An Intel spokesperson told BetaNews this morning the company has no official comment as of yet, which may mean the corporation is not yet ready to validate Sewell's account.
According to Bloomberg's account, which ran in last Saturday's San Jose Mercury News, Sewell's speech for a gathering of attorneys was by way of underscoring how meticulous their clients' businesses must be in maintaining their vital data, not just in case of disaster and loss but for legal purposes as well. He reportedly advised his audience to advise their clients never to develop a data backup policy that could fail on account of one person's error, saying, "We've got a $10 million discovery-management program, and yet that human interface can often be overlooked...Talk to your IT department."

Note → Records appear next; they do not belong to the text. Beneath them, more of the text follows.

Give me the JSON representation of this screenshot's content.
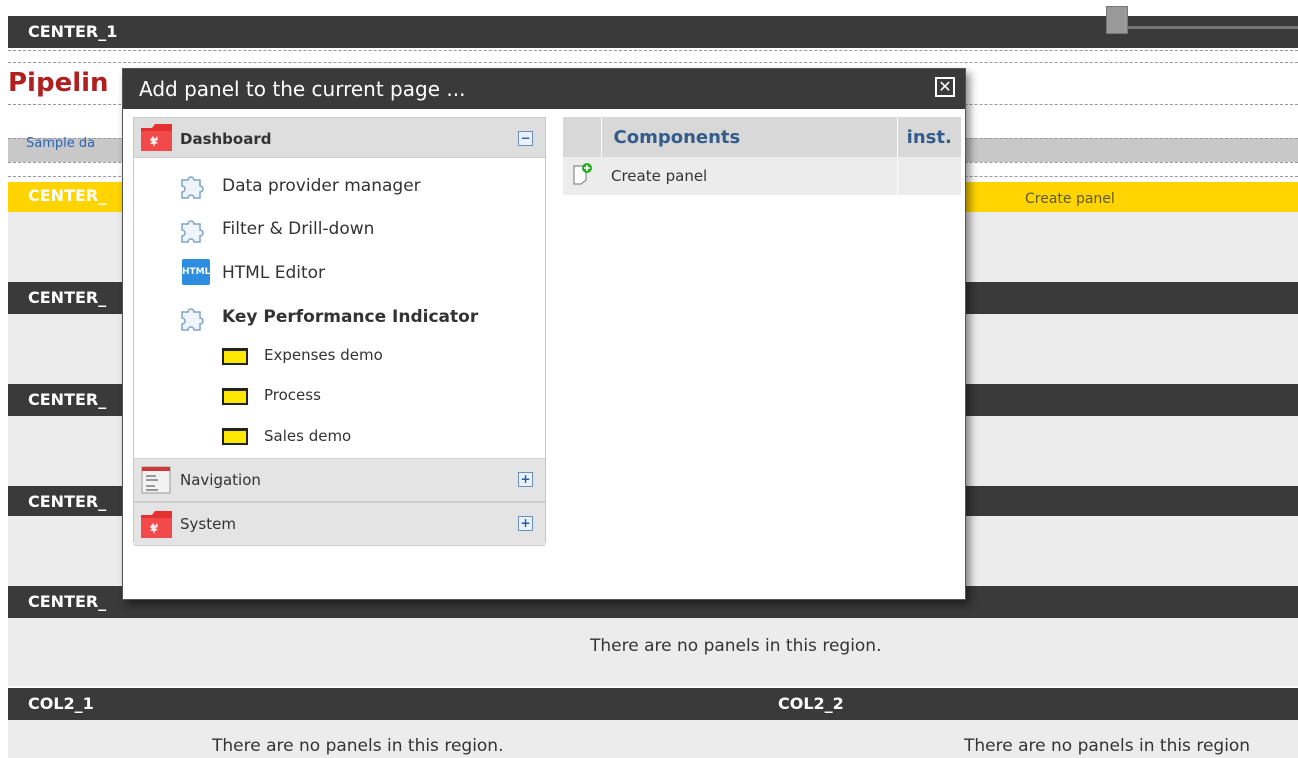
{
  "page": {
    "region_center_1": "CENTER_1",
    "page_title": "Pipelin",
    "sample_link": "Sample da",
    "region_center_2": "CENTER_",
    "region_center_3": "CENTER_",
    "region_center_4": "CENTER_",
    "region_center_5": "CENTER_",
    "region_center_6": "CENTER_",
    "yellow_create_panel": "Create panel",
    "region_col2_1": "COL2_1",
    "region_col2_2": "COL2_2",
    "empty_center": "There are no panels in this region.",
    "empty_col2_1": "There are no panels in this region.",
    "empty_col2_2": "There are no panels in this region"
  },
  "modal": {
    "title": "Add panel to the current page ...",
    "close_icon": "close-icon",
    "tree": {
      "dashboard": {
        "label": "Dashboard",
        "toggle": "−",
        "items": [
          {
            "label": "Data provider manager",
            "icon": "puzzle-icon"
          },
          {
            "label": "Filter & Drill-down",
            "icon": "puzzle-icon"
          },
          {
            "label": "HTML Editor",
            "icon": "html-icon",
            "icon_text": "HTML"
          },
          {
            "label": "Key Performance Indicator",
            "icon": "puzzle-icon"
          }
        ],
        "kpi_children": [
          {
            "label": "Expenses demo"
          },
          {
            "label": "Process"
          },
          {
            "label": "Sales demo"
          }
        ]
      },
      "navigation": {
        "label": "Navigation",
        "toggle": "+"
      },
      "system": {
        "label": "System",
        "toggle": "+"
      }
    },
    "components": {
      "headers": [
        "",
        "Components",
        "inst."
      ],
      "rows": [
        {
          "label": "Create panel",
          "inst": ""
        }
      ]
    }
  },
  "colors": {
    "region_bar": "#3a3a3a",
    "highlight": "#ffd400",
    "title_red": "#b02020",
    "link_blue": "#2a66b8"
  }
}
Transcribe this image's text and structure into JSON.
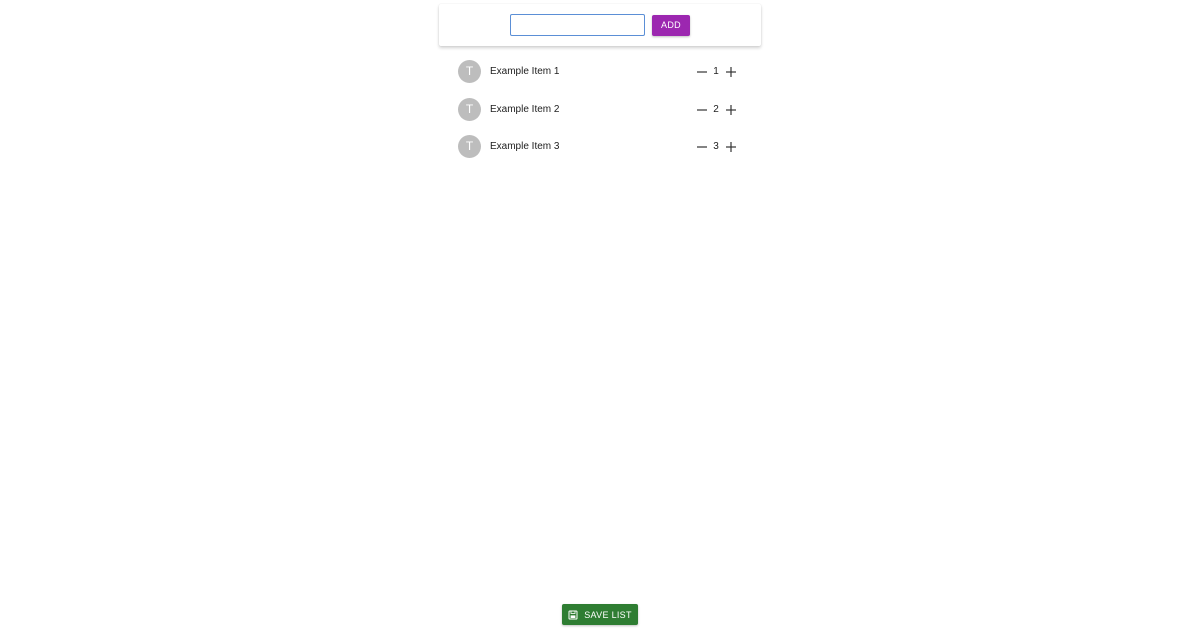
{
  "add_form": {
    "input_value": "",
    "input_placeholder": "",
    "add_label": "ADD"
  },
  "items": [
    {
      "avatar_letter": "T",
      "label": "Example Item 1",
      "quantity": "1"
    },
    {
      "avatar_letter": "T",
      "label": "Example Item 2",
      "quantity": "2"
    },
    {
      "avatar_letter": "T",
      "label": "Example Item 3",
      "quantity": "3"
    }
  ],
  "footer": {
    "save_label": "SAVE LIST",
    "save_icon": "save-icon"
  },
  "colors": {
    "add_button": "#9c27b0",
    "save_button": "#2e7d32",
    "avatar": "#bdbdbd",
    "input_border": "#5b8fd6"
  },
  "icons": {
    "decrement": "minus-icon",
    "increment": "plus-icon"
  }
}
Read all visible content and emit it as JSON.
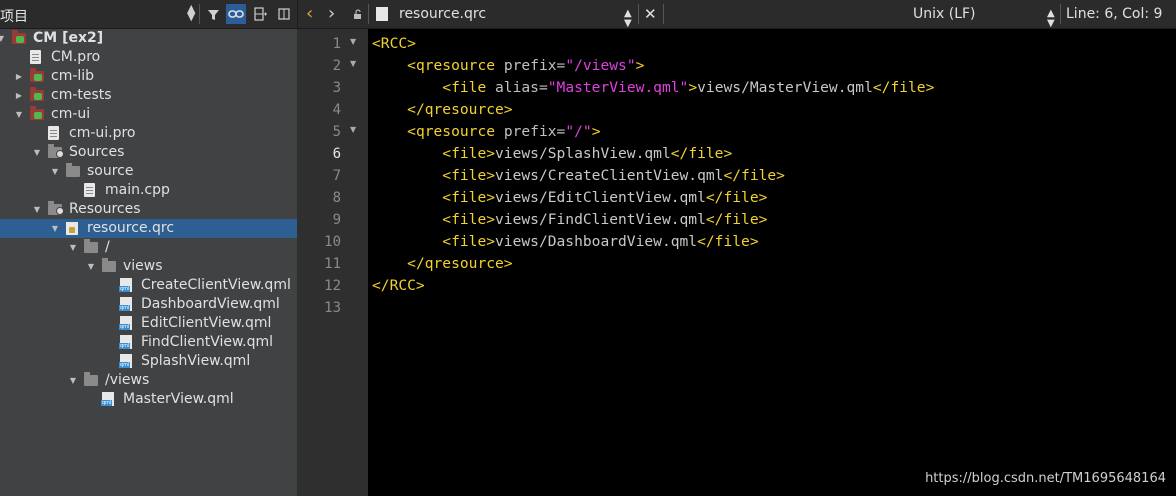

Among those at Intel whose e-mails may have been lost were the company's senior executives, including CEO Paul Otellini, chairman Craig Barrett, and senior vice president Sean Maloney. If Sewell's account is correct, those names may have appeared on "Sheet2" somewhere, though evidently not because of any alphabetical order for the list as a whole, given a "B," an "M," and an "O."
As the Bloomberg report later states, Sewell's remarks went on to imply that it's useless to split hairs over the meaning of whether deleted data is truly irretrievable if it technically may still exist in some non-indexed form somewhere - that there is indeed some point where data can, for all intents and purposes, be declared "truly gone."